Она перегнулась через стол, с трудом дотянулась до меня губами и так звонко поцеловала меня, что по томатам в плошке пошла рябь.

— Да, теперь я учительница балета, — сказала она и замолчала.

— Что, никто из учениц не будет продолжать?

— Будут, конечно. Но далеко не лучшие.

— Нет… — произнес я, собираясь сообщить, что, насколько я знаю, Мирелла тоже не будет учиться дальше. Но тетя опередила меня:

— Мирелла будет продолжать, у ее родителей такие амбиции. И еще кое-кто.

Лицо ее снова затуманилось. И у меня недостало духу сказать, что я знаю, к тому же она начнет задавать вопросы, из которых не вывернешься.

Я лежу в бескрайней кровати, заложив руки за голову. Простыни влажные, но разве дело в этом? На стуле в изножье тетя расчесывает свои черные волосы. Коса толще моей руки, а когда тетя расчешет ее, волосы упадут до пояса.

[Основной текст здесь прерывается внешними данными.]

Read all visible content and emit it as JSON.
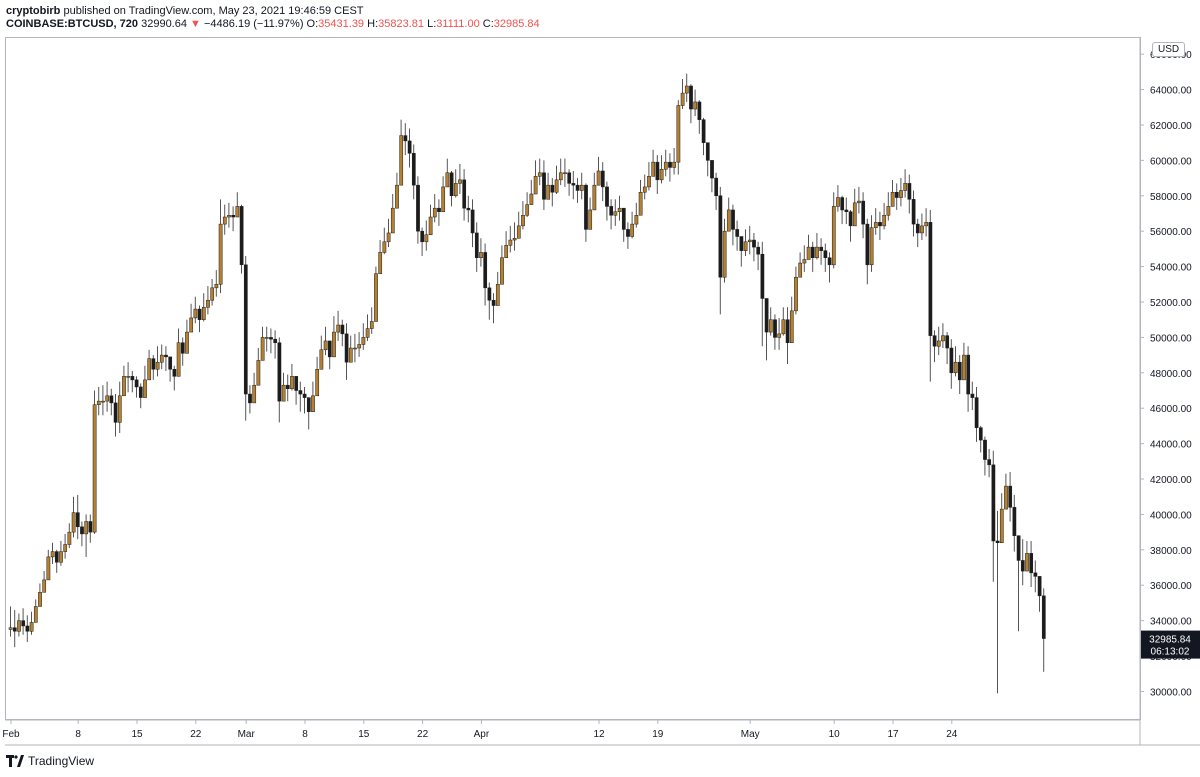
{
  "header": {
    "author": "cryptobirb",
    "published": "published on TradingView.com, May 23, 2021 19:46:59 CEST",
    "symbol": "COINBASE:BTCUSD, 720",
    "last": "32990.64",
    "change_arrow": "▼",
    "change": "−4486.19 (−11.97%)",
    "o_label": "O:",
    "o_value": "35431.39",
    "h_label": "H:",
    "h_value": "35823.81",
    "l_label": "L:",
    "l_value": "31111.00",
    "c_label": "C:",
    "c_value": "32985.84"
  },
  "currency_badge": "USD",
  "footer": {
    "brand": "TradingView"
  },
  "colors": {
    "up": "#b5802f",
    "down": "#1c1c1c",
    "wick": "#555555",
    "axis": "#b2b5be",
    "price_tag": "#131722"
  },
  "chart_data": {
    "type": "candlestick",
    "interval": "720",
    "y_ticks": [
      "30000.00",
      "32000.00",
      "34000.00",
      "36000.00",
      "38000.00",
      "40000.00",
      "42000.00",
      "44000.00",
      "46000.00",
      "48000.00",
      "50000.00",
      "52000.00",
      "54000.00",
      "56000.00",
      "58000.00",
      "60000.00",
      "62000.00",
      "64000.00",
      "66000.00"
    ],
    "ylim": [
      28500,
      66800
    ],
    "x_ticks": [
      "Feb",
      "8",
      "15",
      "22",
      "Mar",
      "8",
      "15",
      "22",
      "Apr",
      "12",
      "19",
      "May",
      "10",
      "17",
      "24"
    ],
    "current_price": "32985.84",
    "countdown": "06:13:02",
    "closes": [
      33600,
      33400,
      34000,
      33700,
      33400,
      33900,
      34800,
      35600,
      36300,
      37600,
      37900,
      37300,
      37900,
      38300,
      39000,
      40100,
      39300,
      38900,
      39600,
      39000,
      46200,
      46400,
      46400,
      46700,
      46300,
      45200,
      46700,
      47800,
      47800,
      47600,
      47200,
      46600,
      47600,
      48800,
      48200,
      48600,
      49000,
      48900,
      48200,
      47800,
      49700,
      49100,
      50300,
      51100,
      51600,
      51000,
      51700,
      52100,
      52800,
      53000,
      56400,
      56800,
      56900,
      56800,
      57400,
      54100,
      46800,
      46300,
      47300,
      48700,
      50000,
      50000,
      49900,
      49700,
      46400,
      47300,
      47100,
      47800,
      47000,
      46800,
      46600,
      45800,
      46700,
      48200,
      49300,
      49800,
      48900,
      50300,
      50700,
      50200,
      48600,
      49400,
      49400,
      49600,
      50000,
      50500,
      50900,
      53600,
      54800,
      55400,
      55900,
      57300,
      58600,
      61400,
      61100,
      60400,
      58600,
      56000,
      55400,
      55800,
      56800,
      57300,
      57100,
      58500,
      59300,
      58000,
      58700,
      58900,
      57300,
      57200,
      55900,
      54500,
      54800,
      52800,
      52100,
      51800,
      53000,
      54500,
      55200,
      55500,
      55600,
      56300,
      56900,
      57500,
      58100,
      59100,
      59300,
      57800,
      58600,
      58200,
      58900,
      59300,
      59300,
      58700,
      58600,
      58300,
      58600,
      56100,
      57200,
      58600,
      59400,
      58500,
      57400,
      56900,
      57100,
      57300,
      56100,
      55700,
      56400,
      56900,
      58200,
      58500,
      59100,
      59900,
      58900,
      59500,
      59900,
      59600,
      59900,
      63100,
      63800,
      64200,
      62900,
      63300,
      62300,
      61000,
      60000,
      59000,
      58000,
      53400,
      56000,
      57200,
      56100,
      55700,
      54900,
      55400,
      55500,
      55100,
      54700,
      52200,
      50300,
      51000,
      50000,
      50200,
      51000,
      49700,
      51500,
      53400,
      54200,
      54400,
      55100,
      54500,
      55100,
      54900,
      54500,
      54100,
      57400,
      57900,
      57200,
      57100,
      56300,
      57600,
      57700,
      56400,
      54100,
      56200,
      56500,
      56300,
      56900,
      57400,
      58200,
      57900,
      58300,
      58700,
      57800,
      56400,
      55900,
      56300,
      56500,
      50100,
      49500,
      49800,
      50100,
      49400,
      48000,
      48600,
      47600,
      49000,
      46800,
      46600,
      44900,
      44200,
      43100,
      42800,
      38500,
      38400,
      40300,
      41600,
      40400,
      38800,
      37400,
      36800,
      37800,
      36700,
      36500,
      35400,
      32990
    ],
    "start": 33500,
    "ranges": [
      [
        33100,
        34800
      ],
      [
        32500,
        34600
      ],
      [
        33100,
        34400
      ],
      [
        33200,
        34700
      ],
      [
        32800,
        34300
      ],
      [
        33200,
        34500
      ],
      [
        34100,
        35200
      ],
      [
        35000,
        36100
      ],
      [
        35600,
        36800
      ],
      [
        36700,
        38000
      ],
      [
        37200,
        38400
      ],
      [
        36700,
        38000
      ],
      [
        37100,
        38500
      ],
      [
        37500,
        38900
      ],
      [
        38100,
        39500
      ],
      [
        38700,
        41000
      ],
      [
        38600,
        41100
      ],
      [
        38200,
        39600
      ],
      [
        37600,
        40000
      ],
      [
        38400,
        40000
      ],
      [
        38900,
        47000
      ],
      [
        45600,
        47200
      ],
      [
        45600,
        47300
      ],
      [
        45800,
        47500
      ],
      [
        45600,
        47100
      ],
      [
        44400,
        46800
      ],
      [
        44600,
        47500
      ],
      [
        47000,
        48400
      ],
      [
        46900,
        48600
      ],
      [
        46900,
        48100
      ],
      [
        46600,
        47800
      ],
      [
        46000,
        47400
      ],
      [
        46800,
        48400
      ],
      [
        48000,
        49300
      ],
      [
        47600,
        49000
      ],
      [
        47800,
        49500
      ],
      [
        48200,
        49600
      ],
      [
        48100,
        49500
      ],
      [
        47500,
        48900
      ],
      [
        47000,
        48400
      ],
      [
        48800,
        50500
      ],
      [
        48400,
        50000
      ],
      [
        49500,
        51000
      ],
      [
        50500,
        51900
      ],
      [
        50800,
        52300
      ],
      [
        50300,
        51800
      ],
      [
        50900,
        52500
      ],
      [
        51300,
        52900
      ],
      [
        51800,
        53300
      ],
      [
        52300,
        53800
      ],
      [
        52500,
        57800
      ],
      [
        55800,
        57500
      ],
      [
        56200,
        57600
      ],
      [
        56000,
        57400
      ],
      [
        56800,
        58200
      ],
      [
        53600,
        57500
      ],
      [
        45300,
        54600
      ],
      [
        45700,
        47300
      ],
      [
        46600,
        48000
      ],
      [
        47800,
        49400
      ],
      [
        49200,
        50600
      ],
      [
        49200,
        50600
      ],
      [
        49100,
        50500
      ],
      [
        48800,
        50400
      ],
      [
        45200,
        50000
      ],
      [
        46600,
        48000
      ],
      [
        46400,
        47900
      ],
      [
        47000,
        48500
      ],
      [
        46200,
        47800
      ],
      [
        45800,
        47500
      ],
      [
        45700,
        47200
      ],
      [
        44800,
        46500
      ],
      [
        45900,
        47500
      ],
      [
        47400,
        48900
      ],
      [
        48400,
        50100
      ],
      [
        49000,
        50600
      ],
      [
        48200,
        49700
      ],
      [
        49400,
        51200
      ],
      [
        49800,
        51500
      ],
      [
        49500,
        51000
      ],
      [
        47600,
        50800
      ],
      [
        48700,
        50100
      ],
      [
        48600,
        50200
      ],
      [
        48900,
        50300
      ],
      [
        49300,
        50800
      ],
      [
        49800,
        51300
      ],
      [
        50200,
        51700
      ],
      [
        52200,
        54000
      ],
      [
        54100,
        55500
      ],
      [
        54700,
        56200
      ],
      [
        55100,
        56700
      ],
      [
        56400,
        58100
      ],
      [
        57700,
        59300
      ],
      [
        60200,
        62300
      ],
      [
        60300,
        62100
      ],
      [
        59600,
        61800
      ],
      [
        57800,
        60900
      ],
      [
        55300,
        59100
      ],
      [
        54600,
        56200
      ],
      [
        54900,
        56600
      ],
      [
        56100,
        57500
      ],
      [
        56500,
        58100
      ],
      [
        56300,
        57800
      ],
      [
        57600,
        59100
      ],
      [
        58500,
        60100
      ],
      [
        57400,
        59400
      ],
      [
        57900,
        59500
      ],
      [
        58100,
        59800
      ],
      [
        56600,
        59500
      ],
      [
        56500,
        58000
      ],
      [
        55100,
        57800
      ],
      [
        53700,
        56500
      ],
      [
        54000,
        55600
      ],
      [
        51800,
        55300
      ],
      [
        51000,
        53100
      ],
      [
        50800,
        52500
      ],
      [
        52400,
        53700
      ],
      [
        53800,
        55200
      ],
      [
        54600,
        56000
      ],
      [
        54800,
        56300
      ],
      [
        54900,
        56500
      ],
      [
        55600,
        57100
      ],
      [
        56100,
        57700
      ],
      [
        56800,
        58200
      ],
      [
        57500,
        58900
      ],
      [
        58400,
        60000
      ],
      [
        58600,
        60100
      ],
      [
        57200,
        60000
      ],
      [
        57800,
        59300
      ],
      [
        57400,
        59000
      ],
      [
        58100,
        59700
      ],
      [
        58600,
        60100
      ],
      [
        58500,
        60100
      ],
      [
        58000,
        59500
      ],
      [
        57800,
        59400
      ],
      [
        57600,
        59000
      ],
      [
        57800,
        59300
      ],
      [
        55400,
        58700
      ],
      [
        56400,
        57900
      ],
      [
        57800,
        59300
      ],
      [
        58600,
        60200
      ],
      [
        57700,
        59900
      ],
      [
        56600,
        58800
      ],
      [
        56100,
        57800
      ],
      [
        56300,
        57800
      ],
      [
        56600,
        58000
      ],
      [
        55400,
        57300
      ],
      [
        55000,
        56500
      ],
      [
        55600,
        57100
      ],
      [
        56200,
        57600
      ],
      [
        57400,
        58900
      ],
      [
        57800,
        59200
      ],
      [
        58300,
        59900
      ],
      [
        59100,
        60600
      ],
      [
        58100,
        60300
      ],
      [
        58700,
        60300
      ],
      [
        59100,
        60600
      ],
      [
        58800,
        60400
      ],
      [
        59200,
        60700
      ],
      [
        59200,
        63400
      ],
      [
        62900,
        64600
      ],
      [
        63300,
        64900
      ],
      [
        62100,
        64300
      ],
      [
        62500,
        64000
      ],
      [
        61500,
        63400
      ],
      [
        60300,
        62400
      ],
      [
        59100,
        60900
      ],
      [
        58200,
        59800
      ],
      [
        57200,
        59300
      ],
      [
        51300,
        58500
      ],
      [
        53100,
        56700
      ],
      [
        56400,
        57900
      ],
      [
        55200,
        57500
      ],
      [
        54900,
        56600
      ],
      [
        54000,
        55700
      ],
      [
        54600,
        56100
      ],
      [
        54700,
        56300
      ],
      [
        54300,
        55900
      ],
      [
        53800,
        55400
      ],
      [
        49500,
        55400
      ],
      [
        48700,
        51500
      ],
      [
        50100,
        51700
      ],
      [
        49300,
        51300
      ],
      [
        49300,
        51100
      ],
      [
        50100,
        51700
      ],
      [
        48500,
        51700
      ],
      [
        50700,
        52300
      ],
      [
        51300,
        54000
      ],
      [
        53400,
        54800
      ],
      [
        53700,
        55200
      ],
      [
        54400,
        55800
      ],
      [
        53700,
        55400
      ],
      [
        54400,
        55900
      ],
      [
        54100,
        55600
      ],
      [
        53700,
        55300
      ],
      [
        53100,
        54800
      ],
      [
        53900,
        58200
      ],
      [
        57100,
        58600
      ],
      [
        56400,
        58000
      ],
      [
        56400,
        57900
      ],
      [
        55400,
        57200
      ],
      [
        56700,
        58400
      ],
      [
        57000,
        58500
      ],
      [
        55600,
        58200
      ],
      [
        53000,
        56700
      ],
      [
        53700,
        56900
      ],
      [
        55800,
        57300
      ],
      [
        55500,
        57100
      ],
      [
        56100,
        57600
      ],
      [
        56600,
        58200
      ],
      [
        57400,
        58900
      ],
      [
        57200,
        58700
      ],
      [
        57400,
        59000
      ],
      [
        57900,
        59500
      ],
      [
        57000,
        59200
      ],
      [
        55700,
        58300
      ],
      [
        55100,
        56700
      ],
      [
        55500,
        57000
      ],
      [
        55700,
        57300
      ],
      [
        47500,
        57200
      ],
      [
        48600,
        50400
      ],
      [
        49000,
        50600
      ],
      [
        49400,
        50800
      ],
      [
        48500,
        50300
      ],
      [
        47100,
        49900
      ],
      [
        47800,
        49500
      ],
      [
        46800,
        49000
      ],
      [
        48300,
        49700
      ],
      [
        45800,
        49500
      ],
      [
        45900,
        47500
      ],
      [
        44100,
        47200
      ],
      [
        43500,
        45000
      ],
      [
        42200,
        44400
      ],
      [
        42100,
        43700
      ],
      [
        36200,
        43600
      ],
      [
        29900,
        40200
      ],
      [
        39600,
        41200
      ],
      [
        40800,
        42300
      ],
      [
        39600,
        42400
      ],
      [
        37900,
        41100
      ],
      [
        33400,
        38800
      ],
      [
        36000,
        38600
      ],
      [
        37100,
        38500
      ],
      [
        35900,
        38500
      ],
      [
        35600,
        37400
      ],
      [
        34500,
        36400
      ],
      [
        31111,
        35824
      ]
    ]
  }
}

Сквозь рубашку читаются нежные очертания тетиного тела. Оно кажется чужим, а я ведь знаю тетю наизусть. И непостижимо: чем больше я доискивался, расспрашивал про ее яркую, захватывающую жизнь, про отцово прошлое, тем больше все это заволакивалось туманом. Непроницаемая стена выросла между нами: война! Сначала они жили сами. Потом пришла война. После нее родились мы. Скитания Парцифаля в поисках святого Грааля или отцовы рассказы о странствиях Одиссея или Энея также были и известны до тонкостей, и нереальны, как броски из Петербурга в Париж, Лондон, Будапешт, Берлин, Амстердам, Монте-Карло и Прагу.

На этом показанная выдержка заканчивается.